Ora spostiamoci nei rioni alti di lecco, lungo la strada che da Germanedo conduce a Olate, per cercare il luogo dove avviene l’incontro di Don Abbondio con i Bravi. È un altro degli episodi maggiormente impresso nella mente di ogni lettore. «Per una di queste stradicciole, tornava bel bello dalla passeggiata verso casa, sulla sera del giorno 7 novembre dell’anno 1628, don Abbondio, curato d’una delle terre accennate di sopra: il nome di questa, né il casato del personaggio, non si trovan nel manoscritto, né a questo luogo né altrove. Diceva tranquillamente il suo ufizio, e talvolta, tra un salmo e l’altro, chiudeva il breviario, tenendovi dentro, per segno, l’indice della mano destra, e, messa poi questa nell’altra dietro la schiena, proseguiva il suo cammino, guardando a terra, e buttando con un piede verso il muro i ciottoli che facevano inciampo nel sentiero: poi alzava il viso, e, girati oziosamente gli occhi all’intorno, li fissava alla parte d’un monte, dove la luce del sole già scomparso, scappando per i fessi del monte opposto, si dipingeva qua e là sui massi sporgenti, come a larghe e inuguali pezze di porpora».

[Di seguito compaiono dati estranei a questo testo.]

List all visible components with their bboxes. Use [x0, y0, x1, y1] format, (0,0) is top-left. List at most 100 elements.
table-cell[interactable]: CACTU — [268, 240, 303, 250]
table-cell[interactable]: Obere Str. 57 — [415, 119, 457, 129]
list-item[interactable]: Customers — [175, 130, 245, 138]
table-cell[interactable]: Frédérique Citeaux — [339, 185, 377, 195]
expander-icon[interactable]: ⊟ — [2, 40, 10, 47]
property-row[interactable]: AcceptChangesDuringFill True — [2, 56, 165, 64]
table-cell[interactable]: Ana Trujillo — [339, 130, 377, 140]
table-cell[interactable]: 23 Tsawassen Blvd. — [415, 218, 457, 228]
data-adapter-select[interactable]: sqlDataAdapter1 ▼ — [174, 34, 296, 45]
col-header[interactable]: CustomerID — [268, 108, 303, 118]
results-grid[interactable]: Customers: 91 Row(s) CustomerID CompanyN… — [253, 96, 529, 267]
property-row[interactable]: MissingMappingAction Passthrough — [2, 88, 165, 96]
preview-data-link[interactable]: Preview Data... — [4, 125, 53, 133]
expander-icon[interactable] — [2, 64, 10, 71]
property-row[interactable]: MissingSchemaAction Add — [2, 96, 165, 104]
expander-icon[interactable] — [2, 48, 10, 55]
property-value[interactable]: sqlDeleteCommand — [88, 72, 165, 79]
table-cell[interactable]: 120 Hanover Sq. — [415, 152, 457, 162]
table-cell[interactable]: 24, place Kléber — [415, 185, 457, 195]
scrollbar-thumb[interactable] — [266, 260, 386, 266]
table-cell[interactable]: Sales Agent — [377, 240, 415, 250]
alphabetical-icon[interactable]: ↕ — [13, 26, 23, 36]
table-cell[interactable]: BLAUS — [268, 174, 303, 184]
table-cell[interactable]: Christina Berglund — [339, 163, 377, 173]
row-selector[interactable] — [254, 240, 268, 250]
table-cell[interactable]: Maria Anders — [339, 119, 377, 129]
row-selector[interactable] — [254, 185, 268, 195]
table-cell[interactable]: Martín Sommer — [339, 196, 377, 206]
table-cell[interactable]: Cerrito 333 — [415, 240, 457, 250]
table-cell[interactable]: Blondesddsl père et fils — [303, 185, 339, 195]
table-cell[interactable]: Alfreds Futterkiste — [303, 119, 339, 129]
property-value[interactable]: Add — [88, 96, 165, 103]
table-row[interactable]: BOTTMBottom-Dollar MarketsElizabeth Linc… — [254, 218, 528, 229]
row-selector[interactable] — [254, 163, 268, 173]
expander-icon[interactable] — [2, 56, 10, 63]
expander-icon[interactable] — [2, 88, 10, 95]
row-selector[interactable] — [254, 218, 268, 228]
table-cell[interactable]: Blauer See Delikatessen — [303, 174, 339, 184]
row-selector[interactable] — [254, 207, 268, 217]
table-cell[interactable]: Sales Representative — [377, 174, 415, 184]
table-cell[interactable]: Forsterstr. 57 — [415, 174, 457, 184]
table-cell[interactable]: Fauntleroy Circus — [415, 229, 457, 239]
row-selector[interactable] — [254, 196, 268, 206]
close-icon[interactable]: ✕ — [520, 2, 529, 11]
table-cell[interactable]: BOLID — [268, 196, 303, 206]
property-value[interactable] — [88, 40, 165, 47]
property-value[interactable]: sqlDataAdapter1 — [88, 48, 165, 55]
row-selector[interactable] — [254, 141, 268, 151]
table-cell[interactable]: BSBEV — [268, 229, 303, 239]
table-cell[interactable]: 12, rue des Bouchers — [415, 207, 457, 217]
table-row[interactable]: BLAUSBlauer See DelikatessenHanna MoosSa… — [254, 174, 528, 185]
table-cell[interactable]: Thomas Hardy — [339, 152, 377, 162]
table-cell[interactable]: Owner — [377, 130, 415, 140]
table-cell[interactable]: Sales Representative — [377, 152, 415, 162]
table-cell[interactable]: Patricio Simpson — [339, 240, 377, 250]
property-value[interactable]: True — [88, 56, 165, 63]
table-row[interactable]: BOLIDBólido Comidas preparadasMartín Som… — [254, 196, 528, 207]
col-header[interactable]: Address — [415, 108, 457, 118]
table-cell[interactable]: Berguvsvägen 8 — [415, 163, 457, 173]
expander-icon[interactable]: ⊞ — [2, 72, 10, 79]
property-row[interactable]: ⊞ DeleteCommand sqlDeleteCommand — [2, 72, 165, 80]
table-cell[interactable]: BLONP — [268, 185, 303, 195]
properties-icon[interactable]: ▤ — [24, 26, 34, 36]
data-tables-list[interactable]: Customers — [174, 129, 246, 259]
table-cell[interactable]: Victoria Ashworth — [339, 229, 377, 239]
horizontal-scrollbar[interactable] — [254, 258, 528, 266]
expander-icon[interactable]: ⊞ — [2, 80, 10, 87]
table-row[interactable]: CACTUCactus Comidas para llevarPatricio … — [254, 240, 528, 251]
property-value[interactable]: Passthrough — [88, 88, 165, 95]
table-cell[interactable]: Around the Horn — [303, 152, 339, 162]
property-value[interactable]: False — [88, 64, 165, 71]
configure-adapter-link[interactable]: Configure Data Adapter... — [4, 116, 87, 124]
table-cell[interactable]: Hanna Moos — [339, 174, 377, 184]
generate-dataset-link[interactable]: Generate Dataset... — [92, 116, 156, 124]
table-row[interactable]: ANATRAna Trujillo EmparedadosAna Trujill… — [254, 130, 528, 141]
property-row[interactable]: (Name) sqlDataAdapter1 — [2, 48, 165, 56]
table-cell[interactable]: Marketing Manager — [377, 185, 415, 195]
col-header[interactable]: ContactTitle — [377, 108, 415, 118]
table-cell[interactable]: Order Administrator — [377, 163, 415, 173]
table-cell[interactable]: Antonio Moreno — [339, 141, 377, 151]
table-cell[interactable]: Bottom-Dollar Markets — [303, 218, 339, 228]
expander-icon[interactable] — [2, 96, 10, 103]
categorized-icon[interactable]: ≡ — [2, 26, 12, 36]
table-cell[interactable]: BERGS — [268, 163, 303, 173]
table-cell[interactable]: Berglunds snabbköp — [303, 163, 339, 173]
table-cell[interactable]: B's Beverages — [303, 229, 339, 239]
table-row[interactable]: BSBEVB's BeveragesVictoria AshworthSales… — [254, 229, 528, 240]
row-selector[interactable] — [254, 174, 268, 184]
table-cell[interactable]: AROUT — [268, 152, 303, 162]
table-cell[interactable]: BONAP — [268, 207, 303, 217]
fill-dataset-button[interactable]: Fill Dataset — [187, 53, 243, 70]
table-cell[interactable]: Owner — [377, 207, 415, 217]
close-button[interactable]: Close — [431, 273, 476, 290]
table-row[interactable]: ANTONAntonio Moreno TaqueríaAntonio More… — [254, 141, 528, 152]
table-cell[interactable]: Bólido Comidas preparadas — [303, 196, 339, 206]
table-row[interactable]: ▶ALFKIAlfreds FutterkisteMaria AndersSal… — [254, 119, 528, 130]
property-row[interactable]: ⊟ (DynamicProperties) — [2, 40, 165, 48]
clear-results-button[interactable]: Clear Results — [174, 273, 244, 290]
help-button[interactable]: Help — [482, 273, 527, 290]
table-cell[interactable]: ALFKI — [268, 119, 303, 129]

Oltrepassata una curva, il curato percorre la strada sino a un bivio alla cui confluenza è posto un tabernacolo. Qui vede due uomini che sembrano aspettare qualcuno, il primo seduto a cavalcioni sul muretto, l’altro in piedi, appoggiato al muro opposto della strada. Indossano una reticella verde che raccoglie i capelli, portano lunghi baffi arricciati all’insù e due pistole attaccate a una cintura di cuoio. Don Abbondio li riconosce immediatamente come individui appartenenti alla specie dei bravi, sgherri che al servizio di qualche signorotto locale. Ed ecco il brano con la celebre frase: «Affrettò il passo, recitò un versetto a voce più alta, compose la faccia a tutta quella quiete e ilarità che poté, fece ogni sforzo per preparare un sorriso; quando si trovò a fronte dei due galantuomini, disse mentalmente: ci siamo; e si fermò su due piedi.
– Signor curato, – disse un di que’ due, piantandogli gli occhi in faccia.
– Cosa comanda? – rispose subito don Abbondio, alzando i suoi dal libro, che gli restò spalancato nelle mani, come sur un leggìo.
– Lei ha intenzione, – proseguì l’altro, con l’atto minaccioso e iracondo di chi coglie un suo inferiore sull’intraprendere una ribalderia, – lei ha intenzione di maritar domani Renzo Tramaglino e Lucia Mondella!
– Cioè… – rispose, con voce tremolante, don Abbondio: – cioè. Lor signori son uomini di mondo, e sanno benissimo come vanno queste faccende. Il povero curato non c’entra: fanno i loro pasticci tra loro, e poi… e poi, vengon da noi, come s’anderebbe a un banco a riscotere; e noi… noi siamo i servitori del comune.
– Or bene, – gli disse il bravo, all’orecchio, ma in tono solenne di comando, – questo matrimonio non s’ha da fare, né domani, né mai».
Nella toponomastica di questi rioni lecchese spadroneggiano i nomi manzoniani: ci sono la Salita dei Bravi, via Renzo, via Agnese, via Perpetua. Secondo molti, la stradicciola che percorre Don Abbondio si può identificare con quella che adesso sale dall’attuale rotonda in Viale Montegrappa. Il tabernacolo, nei cui pressi il pavido don Abbondio subisce le minacce dei bravi di don Rodrigo, si troverebbe in via Tonio e Gervaso. È ricostruito e non ospita alcuna raffigurazione pittorica, una targa ripropone il passo del romanzo.